Project 39: Decision Tree Classifier from Scratch

A self-contained deep-dive from the canonical Math from Foundations to Machine Learning curriculum.

  • Difficulty: Advanced
  • Time: 2-3 weeks
  • Language: Python with NumPy and Pandas
  • Prerequisites: Projects 2, 12, and 37
  • Source: ML-Found P16

What You Will Build

Build an interpretable classification tree using recursive binary partitioning. Implement class counts, Gini impurity and entropy, weighted impurity reduction/information gain, candidate thresholds, recursive node construction, prediction traversal, and probability estimates at leaves. Add stopping controls for depth, sample count, impurity, and minimum gain, plus either reduced-error or cost-complexity-style pruning. Print and visualize the tree, and return a decision path explaining every prediction. Evaluate on synthetic and real tabular data with train/validation/test separation. Compare unrestricted and constrained trees to reveal overfitting, and compute feature importance from accumulated impurity reduction while documenting its biases.

Real World Outcome

Training on a Titanic-style dataset prints the root split, node/leaf counts, depth, train/test metrics, and a readable tree. Querying one row returns its probability and path, such as sex <= ... -> age > ... -> leaf. Learning curves compare deep, shallow, and pruned versions.

Core Question

How can greedy local questions partition a feature space into useful prediction regions, and why does a perfectly pure training tree often generalize poorly?

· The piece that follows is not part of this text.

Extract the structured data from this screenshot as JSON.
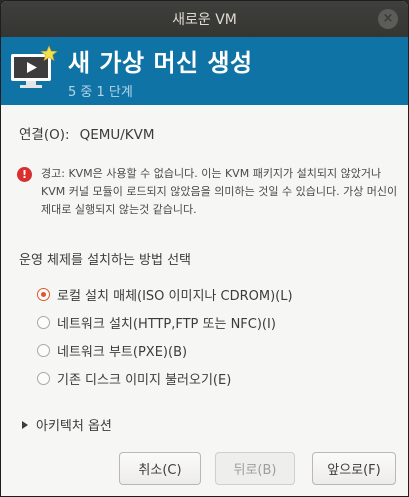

Concepts You Must Understand First

  1. Entropy and Gini impurity: both quantify class mixture, with zero at a pure node. See Géron, Hands-On Machine Learning, ch. 6.
  2. Weighted information gain: a split is judged by child impurity weighted by child size.
  3. Recursive partitioning: each internal node owns a rule and child subproblems. See James et al., An Introduction to Statistical Learning, tree chapter.
  4. Stopping and pruning: limiting structure regularizes a high-variance learner.
  5. Evaluation and explanation: leaf frequencies estimate probabilities; a path provides a local reason, not a causal explanation.

Build Milestones

  1. Implement impurity/count helpers and verify them on pure, balanced, and skewed labels.
  2. Enumerate valid numeric thresholds and select the split with highest weighted gain.
  3. Recursively build nodes, leaves, prediction traversal, and probability output.
  4. Add depth/sample/gain constraints and validation-based pruning.
  5. Export text/diagram views, decision paths, feature importance, and held-out comparisons.

Hints in Layers

  1. Candidate thresholds can be midpoints between sorted distinct feature values where labels may change.
  2. Keep node data minimal: feature, threshold, children, counts, impurity, and sample count.
  3. Use a validation set for pruning decisions; the test set remains untouched until the tree is final.

Common Pitfalls and Debugging

  • Symptom: gain is negative or children look purer but score worse. Cause: child impurities were not weighted by size. Fix: test the formula on a hand split.
  • Symptom: recursion never terminates. Cause: a split sends all rows to one child. Fix: reject empty/no-progress splits and require positive gain.
  • Symptom: training accuracy is perfect, test accuracy poor. Cause: unrestricted depth. Fix: tune stopping/pruning on validation data.

Definition of Done

  • Gini, entropy, and weighted gain match hand calculations.
  • Every accepted split creates two nonempty smaller child problems.
  • Prediction probabilities and decision paths are reproducible.
  • Multiple pre-pruning controls and one post-pruning strategy work.
  • Held-out metrics compare unrestricted, constrained, and pruned trees.
  • Feature importance is reported with a warning about interpretation bias.